Apportionment between onshore and offshore royalty income

In the present case, it appears that the taxpayer only pursued an offshore claim on the 40% royalties (but not the minimum royalty retained under the same sub-licensing arrangement). It is not clear from what was disclosed in the court judgement whether the minimum royalty was treated as onshore and taxable and if yes, the taxpayer’s basis of adopting differential tax treatments for the two amounts which were both derived under the same sub-licensing arrangement.

DIPN 22 is silent on whether there could be an apportionment of royalty income between onshore and offshore sourced.
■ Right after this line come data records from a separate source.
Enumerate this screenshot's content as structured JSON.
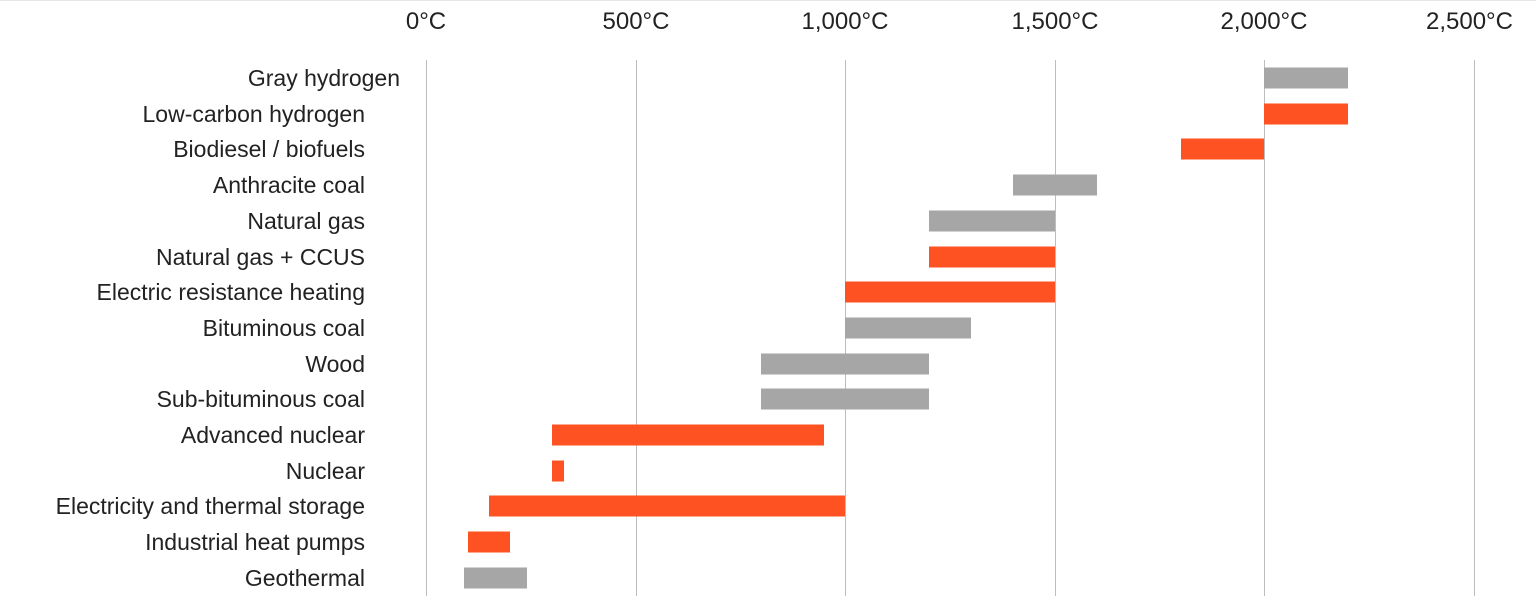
{
  "chart_data": {
    "type": "bar",
    "orientation": "horizontal-range",
    "title": "",
    "xlabel": "",
    "ylabel": "",
    "xlim": [
      0,
      2500
    ],
    "x_ticks": [
      "0°C",
      "500°C",
      "1,000°C",
      "1,500°C",
      "2,000°C",
      "2,500°C"
    ],
    "x_tick_values": [
      0,
      500,
      1000,
      1500,
      2000,
      2500
    ],
    "grid": true,
    "legend": null,
    "colors": {
      "low_carbon": "#ff5222",
      "conventional": "#a6a6a6"
    },
    "categories": [
      "Gray hydrogen",
      "Low-carbon hydrogen",
      "Biodiesel / biofuels",
      "Anthracite coal",
      "Natural gas",
      "Natural gas + CCUS",
      "Electric resistance heating",
      "Bituminous coal",
      "Wood",
      "Sub-bituminous coal",
      "Advanced nuclear",
      "Nuclear",
      "Electricity and thermal storage",
      "Industrial heat pumps",
      "Geothermal"
    ],
    "ranges": [
      {
        "label": "Gray hydrogen",
        "min": 2000,
        "max": 2200,
        "group": "conventional"
      },
      {
        "label": "Low-carbon hydrogen",
        "min": 2000,
        "max": 2200,
        "group": "low_carbon"
      },
      {
        "label": "Biodiesel / biofuels",
        "min": 1800,
        "max": 2000,
        "group": "low_carbon"
      },
      {
        "label": "Anthracite coal",
        "min": 1400,
        "max": 1600,
        "group": "conventional"
      },
      {
        "label": "Natural gas",
        "min": 1200,
        "max": 1500,
        "group": "conventional"
      },
      {
        "label": "Natural gas + CCUS",
        "min": 1200,
        "max": 1500,
        "group": "low_carbon"
      },
      {
        "label": "Electric resistance heating",
        "min": 1000,
        "max": 1500,
        "group": "low_carbon"
      },
      {
        "label": "Bituminous coal",
        "min": 1000,
        "max": 1300,
        "group": "conventional"
      },
      {
        "label": "Wood",
        "min": 800,
        "max": 1200,
        "group": "conventional"
      },
      {
        "label": "Sub-bituminous coal",
        "min": 800,
        "max": 1200,
        "group": "conventional"
      },
      {
        "label": "Advanced nuclear",
        "min": 300,
        "max": 950,
        "group": "low_carbon"
      },
      {
        "label": "Nuclear",
        "min": 300,
        "max": 330,
        "group": "low_carbon"
      },
      {
        "label": "Electricity and thermal storage",
        "min": 150,
        "max": 1000,
        "group": "low_carbon"
      },
      {
        "label": "Industrial heat pumps",
        "min": 100,
        "max": 200,
        "group": "low_carbon"
      },
      {
        "label": "Geothermal",
        "min": 90,
        "max": 240,
        "group": "conventional"
      }
    ]
  }
}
Also, there have not been any precedent cases specifically dealing with this issue so far. In cases where the activities for producing the royalty income are performed both in and outside Hong Kong, apportionment of the royalty income should be considered.

Capital vs revenue nature of income receipts

While there are relatively more precedent cases in Hong Kong dealing with the issue of whether an expense item is capital or revenue in nature, this case discussed the principles for determining the nature of an income item. In particular, the court pointed out that an item that is a revenue expenditure in the hands of the payer does not necessarily mean the same item is a revenue receipt from the payee’s perspective. In fact, the upfront payment in this case is more akin to a capital expenditure in the hands of UK Co X as it was a one-off payment giving rise to a right that generated a long-term benefit.

Impact of the FSIE regime on foreign-sourced IP-related income

Whatever the final outcome of this case, under the existing foreign-sourced income exemption (FSIE) in Hong Kong, a similar non-taxable claim on offshore royalty income received in Hong Kong by a Hong Kong entity within a multinational group will be available for royalties derived from a patent, or an IP similar to patent only, and subject to the fulfilment of the newly introduced nexus requirement. In addition, under the expanded FSIE regime (i.e. expanded to cover foreign-sourced gains from disposal of all types of assets), effective from 1 January 2024, an upfront payment received under a licensing or sub-licensing arrangement, even if being foreign-sourced and capital in nature, may nevertheless be taxable if it represents an income from sale of a covered asset (which is widely defined to include any movable property and immovable property, and effectively means all assets in the laws of Hong Kong).

1 The CFI judgment can be accessed via this link to the Judiciary website.

2 In the Newfair case, the CFI held that the taxpayer did not carry on any trade or business in Hong Kong although it had a registered office in Hong Kong. For more details of the case, please refer to our Hong Kong (SAR) Tax Alert – Issue 5, April 2022.